I looked at the napkin. Written on it in Biro were the words “You have a very beautiful face”, and next to it was a scribbled smiley. Was this intended for me? (The client is both younger and prettier.) What was the correct response? More to the point, what was the correct response in front of the client? The note carried no phone number or any clue to the man’s identity. He was sitting alone again. Should I go and thank him?

I decided that the best thing to do was to put the napkin in my bag and leave the bar with the client at the end of our meeting, without any acknowledgement. I kept it because it would have been rude to screw it up into a ball and leave it on the table, plus not many people tell me I am beautiful these days. It remained in my bag for almost a week until Cost Centre #2 needed to blow his nose halfway through a rugby match, and even then I just gave him half the two-ply napkin.

Attracting and keeping people’s attention gets harder and harder as our channels of communication proliferate. One email that did catch my eye recently was from my Glamorous Single Girlfriend, entitled simply “partridge disease”. Referring to a day’s shooting that she was due to host this week, she informed her guests that: “Disaster has struck, the birds have been infected by a lethal parasite which causes Hexamitiasis, a disease which can lead to up to 50 per cent mortality if untreated.” Apparently, the treatment needed has a 28-day withdrawal period, so no partridge there for at least a month.

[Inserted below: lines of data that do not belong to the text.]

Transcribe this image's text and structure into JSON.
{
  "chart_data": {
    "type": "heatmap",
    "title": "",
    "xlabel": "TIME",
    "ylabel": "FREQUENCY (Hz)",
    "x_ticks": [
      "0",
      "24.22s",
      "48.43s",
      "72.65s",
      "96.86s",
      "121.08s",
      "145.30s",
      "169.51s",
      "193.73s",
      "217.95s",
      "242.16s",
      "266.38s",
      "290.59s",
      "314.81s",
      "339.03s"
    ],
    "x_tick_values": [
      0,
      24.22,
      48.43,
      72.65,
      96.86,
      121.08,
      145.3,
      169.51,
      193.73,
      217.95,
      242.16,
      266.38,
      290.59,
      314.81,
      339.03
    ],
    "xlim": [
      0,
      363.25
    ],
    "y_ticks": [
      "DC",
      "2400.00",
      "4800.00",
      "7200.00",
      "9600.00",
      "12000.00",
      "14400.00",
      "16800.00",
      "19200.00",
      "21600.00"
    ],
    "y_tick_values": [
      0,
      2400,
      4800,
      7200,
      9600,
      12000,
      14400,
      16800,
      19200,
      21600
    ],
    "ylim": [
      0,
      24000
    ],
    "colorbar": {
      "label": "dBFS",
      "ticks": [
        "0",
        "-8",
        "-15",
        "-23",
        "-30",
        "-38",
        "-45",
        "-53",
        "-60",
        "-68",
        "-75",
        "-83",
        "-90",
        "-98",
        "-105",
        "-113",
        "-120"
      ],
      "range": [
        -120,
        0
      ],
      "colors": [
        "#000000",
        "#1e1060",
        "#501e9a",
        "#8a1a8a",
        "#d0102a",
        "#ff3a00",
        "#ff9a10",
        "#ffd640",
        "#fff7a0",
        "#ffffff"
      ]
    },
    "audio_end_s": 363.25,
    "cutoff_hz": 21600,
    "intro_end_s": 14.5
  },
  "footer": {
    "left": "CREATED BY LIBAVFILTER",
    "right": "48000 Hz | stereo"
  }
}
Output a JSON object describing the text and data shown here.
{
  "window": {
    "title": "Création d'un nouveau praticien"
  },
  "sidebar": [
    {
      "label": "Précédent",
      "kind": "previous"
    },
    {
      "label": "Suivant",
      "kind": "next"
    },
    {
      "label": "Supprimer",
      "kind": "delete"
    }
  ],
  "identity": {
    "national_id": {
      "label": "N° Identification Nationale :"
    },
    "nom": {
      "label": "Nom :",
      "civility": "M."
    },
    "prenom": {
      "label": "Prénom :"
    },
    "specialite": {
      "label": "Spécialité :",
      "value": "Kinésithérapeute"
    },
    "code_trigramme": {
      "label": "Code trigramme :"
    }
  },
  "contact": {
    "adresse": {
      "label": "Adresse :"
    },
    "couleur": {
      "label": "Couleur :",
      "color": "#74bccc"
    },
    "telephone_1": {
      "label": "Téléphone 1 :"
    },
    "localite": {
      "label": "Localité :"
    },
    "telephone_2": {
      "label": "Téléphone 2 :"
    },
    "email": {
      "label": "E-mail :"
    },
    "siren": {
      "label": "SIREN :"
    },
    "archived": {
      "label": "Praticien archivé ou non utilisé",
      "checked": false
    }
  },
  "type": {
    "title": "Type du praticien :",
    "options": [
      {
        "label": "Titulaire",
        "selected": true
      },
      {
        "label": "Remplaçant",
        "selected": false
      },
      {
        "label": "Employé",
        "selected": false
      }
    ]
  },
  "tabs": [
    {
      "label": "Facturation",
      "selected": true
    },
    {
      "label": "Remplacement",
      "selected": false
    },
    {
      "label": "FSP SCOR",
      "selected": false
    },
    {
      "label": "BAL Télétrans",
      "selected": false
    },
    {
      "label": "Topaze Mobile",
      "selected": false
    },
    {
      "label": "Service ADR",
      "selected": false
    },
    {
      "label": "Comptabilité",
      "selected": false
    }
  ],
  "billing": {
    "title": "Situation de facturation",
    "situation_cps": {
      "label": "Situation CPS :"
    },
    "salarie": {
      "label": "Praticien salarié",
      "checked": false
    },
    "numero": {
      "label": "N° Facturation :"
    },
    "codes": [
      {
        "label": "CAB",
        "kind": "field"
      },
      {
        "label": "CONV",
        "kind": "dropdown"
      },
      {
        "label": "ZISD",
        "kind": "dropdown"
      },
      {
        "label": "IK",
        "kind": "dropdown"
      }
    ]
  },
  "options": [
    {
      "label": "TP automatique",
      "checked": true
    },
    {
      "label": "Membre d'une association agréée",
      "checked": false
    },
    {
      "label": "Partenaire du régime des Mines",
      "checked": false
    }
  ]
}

My thoughts were first and foremost with the estate, for which this must be an economic disaster. But then I also thought about the 50 per cent mortality statistic: would the partridge have faced much better – or worse – odds if we had all turned up to shoot?

I remain the only woman on the line at most of the shoots that I attend, and next year will run another programme aimed at getting more women into shooting. I organise a day of clay shooting, then a simulated day and finally a game day – all women-only – although, crucially, I don’t believe in single-sex shooting. Life, as someone once said to me, is co-educational.

Before then, however, I am lending my effort to an initiative to get more women to participate in another male-dominated sport: cricket. I am to be the after-dinner speaker at an event organised by Chance to Shine, an organisation campaigning to bring the game back into state schools, at the Mansion House on November 21.

I have never before spoken at the Mansion House, and I have certainly never spoken on the subject of sport. Cricket lovers, of either sex, come and support me! With people such as Sir Tim Rice and Sir Mervyn King in the audience, I may have even more trouble than usual in attracting people’s attention.